11) I was caught up in the holy war, inured to its costs and consequences,
trusting in the assertions of the nuclear priesthood and the wisdom of my
seniors.
On Deterrence
1) Bound up in this singular term, this familiar touchstone of security
dating back to antiquity, was the intellectually comforting and deceptively
simple justification for taking the most extreme risks and the expenditure
of trillions of dollars.
2) We ignored, discounted or dismissed its flaws and cling still to the
belief that it obtains, in a world whose security architecture has been
wholly transformed.
3) Now, with the evidence more clear, the risks more sharply defined and
the costs more fully understood, I see deterrence in a very different
light. Appropriated from the lexicon of conventional warfare, this simple
prescription for adequate military preparedness became in the nuclear age a
formula for unmitigated catastrophe.
4) Deterrence evolved from an increasingly convoluted morass of
unwarranted assumptions, unprovable assertions and logical contradictions.
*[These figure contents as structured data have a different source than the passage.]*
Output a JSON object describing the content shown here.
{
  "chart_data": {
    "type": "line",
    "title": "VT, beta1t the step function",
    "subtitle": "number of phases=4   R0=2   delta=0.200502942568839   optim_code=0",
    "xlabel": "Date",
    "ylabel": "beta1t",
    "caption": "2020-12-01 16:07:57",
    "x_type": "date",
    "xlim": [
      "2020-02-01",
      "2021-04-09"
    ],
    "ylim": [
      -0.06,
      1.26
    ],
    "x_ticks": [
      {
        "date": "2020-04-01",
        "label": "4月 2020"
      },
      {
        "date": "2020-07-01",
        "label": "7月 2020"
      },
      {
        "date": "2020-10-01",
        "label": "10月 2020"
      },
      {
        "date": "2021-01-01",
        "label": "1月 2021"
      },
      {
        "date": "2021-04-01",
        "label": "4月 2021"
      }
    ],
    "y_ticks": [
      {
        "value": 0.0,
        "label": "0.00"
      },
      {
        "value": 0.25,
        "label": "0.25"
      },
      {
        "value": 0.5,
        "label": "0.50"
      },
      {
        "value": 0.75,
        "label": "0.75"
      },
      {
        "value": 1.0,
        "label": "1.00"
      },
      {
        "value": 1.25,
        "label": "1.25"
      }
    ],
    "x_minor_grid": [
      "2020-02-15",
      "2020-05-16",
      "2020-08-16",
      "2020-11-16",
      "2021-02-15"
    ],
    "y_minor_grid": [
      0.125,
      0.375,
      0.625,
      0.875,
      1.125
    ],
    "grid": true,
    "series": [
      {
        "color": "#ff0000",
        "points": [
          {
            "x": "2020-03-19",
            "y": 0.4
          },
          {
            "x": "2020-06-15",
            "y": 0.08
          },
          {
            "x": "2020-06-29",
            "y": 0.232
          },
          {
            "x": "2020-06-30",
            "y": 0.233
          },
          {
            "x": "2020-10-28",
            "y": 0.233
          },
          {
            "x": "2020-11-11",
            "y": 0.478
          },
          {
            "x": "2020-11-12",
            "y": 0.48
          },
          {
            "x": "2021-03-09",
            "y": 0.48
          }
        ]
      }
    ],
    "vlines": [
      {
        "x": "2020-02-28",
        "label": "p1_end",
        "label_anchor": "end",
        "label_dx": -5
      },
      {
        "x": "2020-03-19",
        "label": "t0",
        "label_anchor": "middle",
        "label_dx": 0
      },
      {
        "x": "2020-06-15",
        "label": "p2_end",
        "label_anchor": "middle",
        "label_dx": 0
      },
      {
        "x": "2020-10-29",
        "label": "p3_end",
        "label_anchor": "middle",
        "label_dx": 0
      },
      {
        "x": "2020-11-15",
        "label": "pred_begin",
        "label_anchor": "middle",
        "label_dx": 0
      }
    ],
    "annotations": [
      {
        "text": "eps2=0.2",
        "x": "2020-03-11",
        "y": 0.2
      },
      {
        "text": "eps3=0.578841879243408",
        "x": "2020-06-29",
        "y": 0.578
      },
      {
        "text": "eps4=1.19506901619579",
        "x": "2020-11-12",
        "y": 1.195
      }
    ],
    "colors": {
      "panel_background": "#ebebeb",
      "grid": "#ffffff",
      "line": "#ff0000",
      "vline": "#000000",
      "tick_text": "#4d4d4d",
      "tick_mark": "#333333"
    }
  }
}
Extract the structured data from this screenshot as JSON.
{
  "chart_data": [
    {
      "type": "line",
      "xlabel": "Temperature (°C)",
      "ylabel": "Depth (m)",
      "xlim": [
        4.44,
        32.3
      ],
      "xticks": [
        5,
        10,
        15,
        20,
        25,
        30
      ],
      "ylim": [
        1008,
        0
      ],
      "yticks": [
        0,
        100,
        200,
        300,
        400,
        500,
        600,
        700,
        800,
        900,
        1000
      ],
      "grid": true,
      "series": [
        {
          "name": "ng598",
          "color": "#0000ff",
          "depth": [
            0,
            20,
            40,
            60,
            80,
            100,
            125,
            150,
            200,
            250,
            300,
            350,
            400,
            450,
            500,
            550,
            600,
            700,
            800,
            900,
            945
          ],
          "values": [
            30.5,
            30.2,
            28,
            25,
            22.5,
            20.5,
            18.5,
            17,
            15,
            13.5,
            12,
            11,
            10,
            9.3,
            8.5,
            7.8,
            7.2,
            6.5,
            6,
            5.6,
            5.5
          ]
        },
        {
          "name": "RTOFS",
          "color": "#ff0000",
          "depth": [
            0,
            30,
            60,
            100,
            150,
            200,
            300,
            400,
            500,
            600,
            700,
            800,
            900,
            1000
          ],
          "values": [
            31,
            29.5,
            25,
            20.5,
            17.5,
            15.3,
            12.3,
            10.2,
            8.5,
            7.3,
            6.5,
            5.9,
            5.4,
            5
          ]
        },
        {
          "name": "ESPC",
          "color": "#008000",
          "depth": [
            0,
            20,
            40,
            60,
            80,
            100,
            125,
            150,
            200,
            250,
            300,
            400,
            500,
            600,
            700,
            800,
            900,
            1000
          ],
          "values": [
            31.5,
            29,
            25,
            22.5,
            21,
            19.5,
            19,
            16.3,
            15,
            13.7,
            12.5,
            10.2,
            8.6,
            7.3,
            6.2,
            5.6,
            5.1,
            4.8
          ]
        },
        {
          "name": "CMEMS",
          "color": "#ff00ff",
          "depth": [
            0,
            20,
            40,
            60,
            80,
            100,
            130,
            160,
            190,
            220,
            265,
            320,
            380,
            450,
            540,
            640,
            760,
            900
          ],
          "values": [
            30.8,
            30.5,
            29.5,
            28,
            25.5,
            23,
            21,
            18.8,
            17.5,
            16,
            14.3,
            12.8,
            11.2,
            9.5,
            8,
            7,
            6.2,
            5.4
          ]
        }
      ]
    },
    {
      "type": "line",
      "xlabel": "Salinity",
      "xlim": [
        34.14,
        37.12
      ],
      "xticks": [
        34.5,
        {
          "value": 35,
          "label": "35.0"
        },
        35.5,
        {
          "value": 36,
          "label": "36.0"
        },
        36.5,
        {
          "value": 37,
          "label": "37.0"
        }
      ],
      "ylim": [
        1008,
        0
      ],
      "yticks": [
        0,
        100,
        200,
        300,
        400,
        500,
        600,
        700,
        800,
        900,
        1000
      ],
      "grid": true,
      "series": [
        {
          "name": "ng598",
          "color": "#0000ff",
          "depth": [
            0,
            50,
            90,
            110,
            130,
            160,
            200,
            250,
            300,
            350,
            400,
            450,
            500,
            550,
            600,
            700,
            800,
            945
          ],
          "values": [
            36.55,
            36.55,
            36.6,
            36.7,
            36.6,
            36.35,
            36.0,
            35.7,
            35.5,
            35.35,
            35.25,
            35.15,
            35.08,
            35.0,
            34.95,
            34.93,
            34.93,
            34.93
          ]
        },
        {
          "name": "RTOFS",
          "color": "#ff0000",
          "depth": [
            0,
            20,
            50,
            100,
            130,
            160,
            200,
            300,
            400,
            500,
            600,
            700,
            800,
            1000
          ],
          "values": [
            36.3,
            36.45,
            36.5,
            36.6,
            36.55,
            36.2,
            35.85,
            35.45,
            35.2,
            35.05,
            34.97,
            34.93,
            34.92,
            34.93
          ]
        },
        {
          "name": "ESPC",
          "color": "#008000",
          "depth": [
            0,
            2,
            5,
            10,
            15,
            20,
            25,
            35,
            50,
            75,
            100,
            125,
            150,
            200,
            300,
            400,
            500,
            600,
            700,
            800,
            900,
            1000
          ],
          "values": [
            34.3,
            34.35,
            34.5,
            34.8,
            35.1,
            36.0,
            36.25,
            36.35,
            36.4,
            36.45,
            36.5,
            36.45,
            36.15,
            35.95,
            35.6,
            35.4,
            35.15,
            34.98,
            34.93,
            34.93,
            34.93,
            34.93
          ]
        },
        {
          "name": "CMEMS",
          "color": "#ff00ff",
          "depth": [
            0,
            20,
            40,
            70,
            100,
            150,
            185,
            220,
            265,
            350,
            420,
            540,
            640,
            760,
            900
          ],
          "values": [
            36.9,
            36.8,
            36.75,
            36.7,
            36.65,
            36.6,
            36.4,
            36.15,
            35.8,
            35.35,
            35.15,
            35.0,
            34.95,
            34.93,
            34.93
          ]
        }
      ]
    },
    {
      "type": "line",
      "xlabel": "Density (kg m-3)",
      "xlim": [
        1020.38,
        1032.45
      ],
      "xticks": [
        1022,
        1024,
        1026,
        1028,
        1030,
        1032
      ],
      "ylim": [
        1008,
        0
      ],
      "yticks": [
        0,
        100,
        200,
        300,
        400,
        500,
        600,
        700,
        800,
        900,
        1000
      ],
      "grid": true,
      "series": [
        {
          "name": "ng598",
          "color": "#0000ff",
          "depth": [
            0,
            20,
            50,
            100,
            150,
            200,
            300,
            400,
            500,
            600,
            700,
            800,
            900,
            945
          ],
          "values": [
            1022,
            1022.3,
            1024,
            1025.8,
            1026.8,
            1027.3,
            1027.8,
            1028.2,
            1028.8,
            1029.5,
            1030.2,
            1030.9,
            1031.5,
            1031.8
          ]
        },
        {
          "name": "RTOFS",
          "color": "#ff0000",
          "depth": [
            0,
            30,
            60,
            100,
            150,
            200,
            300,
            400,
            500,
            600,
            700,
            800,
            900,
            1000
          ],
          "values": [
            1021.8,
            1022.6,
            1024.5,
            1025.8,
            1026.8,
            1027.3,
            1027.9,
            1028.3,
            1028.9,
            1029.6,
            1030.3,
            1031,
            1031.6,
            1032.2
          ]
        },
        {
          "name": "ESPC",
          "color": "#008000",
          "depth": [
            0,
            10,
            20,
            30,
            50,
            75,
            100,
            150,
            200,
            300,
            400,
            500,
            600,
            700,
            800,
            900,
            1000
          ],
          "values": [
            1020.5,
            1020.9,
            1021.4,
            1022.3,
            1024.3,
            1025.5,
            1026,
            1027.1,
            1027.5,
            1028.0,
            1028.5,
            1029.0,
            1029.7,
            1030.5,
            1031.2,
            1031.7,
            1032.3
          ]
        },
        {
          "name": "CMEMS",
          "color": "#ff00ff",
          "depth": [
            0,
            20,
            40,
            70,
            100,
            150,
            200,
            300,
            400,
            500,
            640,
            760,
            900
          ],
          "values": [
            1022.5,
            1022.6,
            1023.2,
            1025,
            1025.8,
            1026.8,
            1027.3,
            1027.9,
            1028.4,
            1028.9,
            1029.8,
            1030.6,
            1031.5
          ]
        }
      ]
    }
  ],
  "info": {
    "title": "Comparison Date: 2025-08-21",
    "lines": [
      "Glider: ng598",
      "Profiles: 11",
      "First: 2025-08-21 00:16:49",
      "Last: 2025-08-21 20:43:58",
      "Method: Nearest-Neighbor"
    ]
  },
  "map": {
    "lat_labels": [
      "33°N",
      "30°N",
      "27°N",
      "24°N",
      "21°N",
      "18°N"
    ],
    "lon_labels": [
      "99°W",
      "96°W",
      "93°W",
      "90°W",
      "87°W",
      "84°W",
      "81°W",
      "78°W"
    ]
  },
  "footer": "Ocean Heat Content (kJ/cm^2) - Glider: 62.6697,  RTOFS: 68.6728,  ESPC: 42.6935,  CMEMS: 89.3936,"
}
By the end of the first decade of the Cold War, it had effectively served
to suspend rational thinking about the ultimate aim of national security:
to ensure the survival of the nation.
5) Deterrence in the Cold War setting was fatally flawed at the most
fundamental level of human psychology in its projection of western reason
through the crazed lens of a paranoid foe.
6) Little wonder that deterrence was the first victim of real world crises,
leaving the antagonists to grope fearfully through a fog of mutual
misperception toward the brink of nuclear holocaust.
7) While we clung to the notion that nuclear war could be deterred, Soviet
leaders held fast the conviction that even a nuclear war must be won --and
took herculean measures toward that end.
8) Deterrence was a dialogue of the blind with the deaf. In the final
analysis, it was largely a bargain we in the West made with ourselves.
9) Deterrence was flawed equally in that the consequences of its failure
were intolerable.
10) Deterrence carried a demon seed, born of an irresolvable contradiction,
that spurred an insatiable arms race.
11) Through every corridor, in every impassioned plea, in every fevered
debate rang the rallying cry, deterrence, deterrence, deterrence.
12) Emptied of any rational content, deterrence was reduced to a cheap
carnival elixir, a rhetorical sleight of hand, deceptively packaged and
oversold.
13) Over time, planning was increasingly distanced and ultimately
disconnected from any sense of scientific or military reality. In the end,
the nuclear superpowers created astronomically expensive infrastructures,
monolithic bureaucracies and complex processes that defied control or
comprehension. Only now are the dimensions, costs and risks of these
nuclear nether worlds coming to light.
14) We cannot sit in silent acquiescence to the faded conscience, the
voice of reason and the rightful interests of humanity.